Mean (s.d.) intakes in percent of energy (En%) were 34.4 (5.8) for total fatty acids, 12.4 (2.9) for SFA, 12.2 (2.4) for MUFA, 6.9 (1.9) for PUFA and 0.6 (0.2) for TFA. As compared with carbohydrates, only SFA was weakly inversely associated with fasting insulin, HOMA-IR and HOMA-B. When stratified by dietary source, all fatty acids from meat were positively associated with fasting insulin — total fatty acidsmeat (per 5 En%: 10.0%; 95% confidence interval: 4.0, 16.3), SFAmeat (per 1 En%: 3.7%; 0.4, 7.2), MUFAmeat (per 1 En%: 5.0%; 2.0, 8.1), PUFAmeat (per 1 En%: 17.3%; 6.0, 29.7) and TFAmeat (per 0.1 En%: 10.5%; 3.2, 18.3).

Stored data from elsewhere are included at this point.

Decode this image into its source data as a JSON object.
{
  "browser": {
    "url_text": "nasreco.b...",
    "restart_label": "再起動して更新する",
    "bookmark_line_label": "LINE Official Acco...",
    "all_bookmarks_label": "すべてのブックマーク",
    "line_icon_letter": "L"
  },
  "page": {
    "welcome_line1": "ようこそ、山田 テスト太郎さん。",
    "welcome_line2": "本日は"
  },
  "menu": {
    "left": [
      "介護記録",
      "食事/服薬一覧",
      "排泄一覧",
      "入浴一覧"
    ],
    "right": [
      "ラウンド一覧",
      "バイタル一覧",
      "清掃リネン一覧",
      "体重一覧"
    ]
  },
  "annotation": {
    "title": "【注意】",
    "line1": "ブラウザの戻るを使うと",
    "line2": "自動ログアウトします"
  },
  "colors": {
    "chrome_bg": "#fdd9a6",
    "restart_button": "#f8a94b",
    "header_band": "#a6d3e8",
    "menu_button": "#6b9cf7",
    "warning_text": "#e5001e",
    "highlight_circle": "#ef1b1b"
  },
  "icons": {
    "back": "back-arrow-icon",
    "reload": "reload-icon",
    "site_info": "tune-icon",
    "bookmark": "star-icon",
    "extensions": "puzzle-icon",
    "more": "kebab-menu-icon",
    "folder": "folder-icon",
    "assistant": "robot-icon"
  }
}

Similarly, all fatty acids from meat were positively associated with HOMA-IR and HOMA-B and inversely with Disposition Index.


Our study suggests that the relations between fatty acid intakes and markers of type 2 diabetes risk may depend on the dietary sources of the fatty acids. More epidemiological studies on diet and cardiometabolic disease are needed, addressing possible interactions between nutrients and their dietary sources.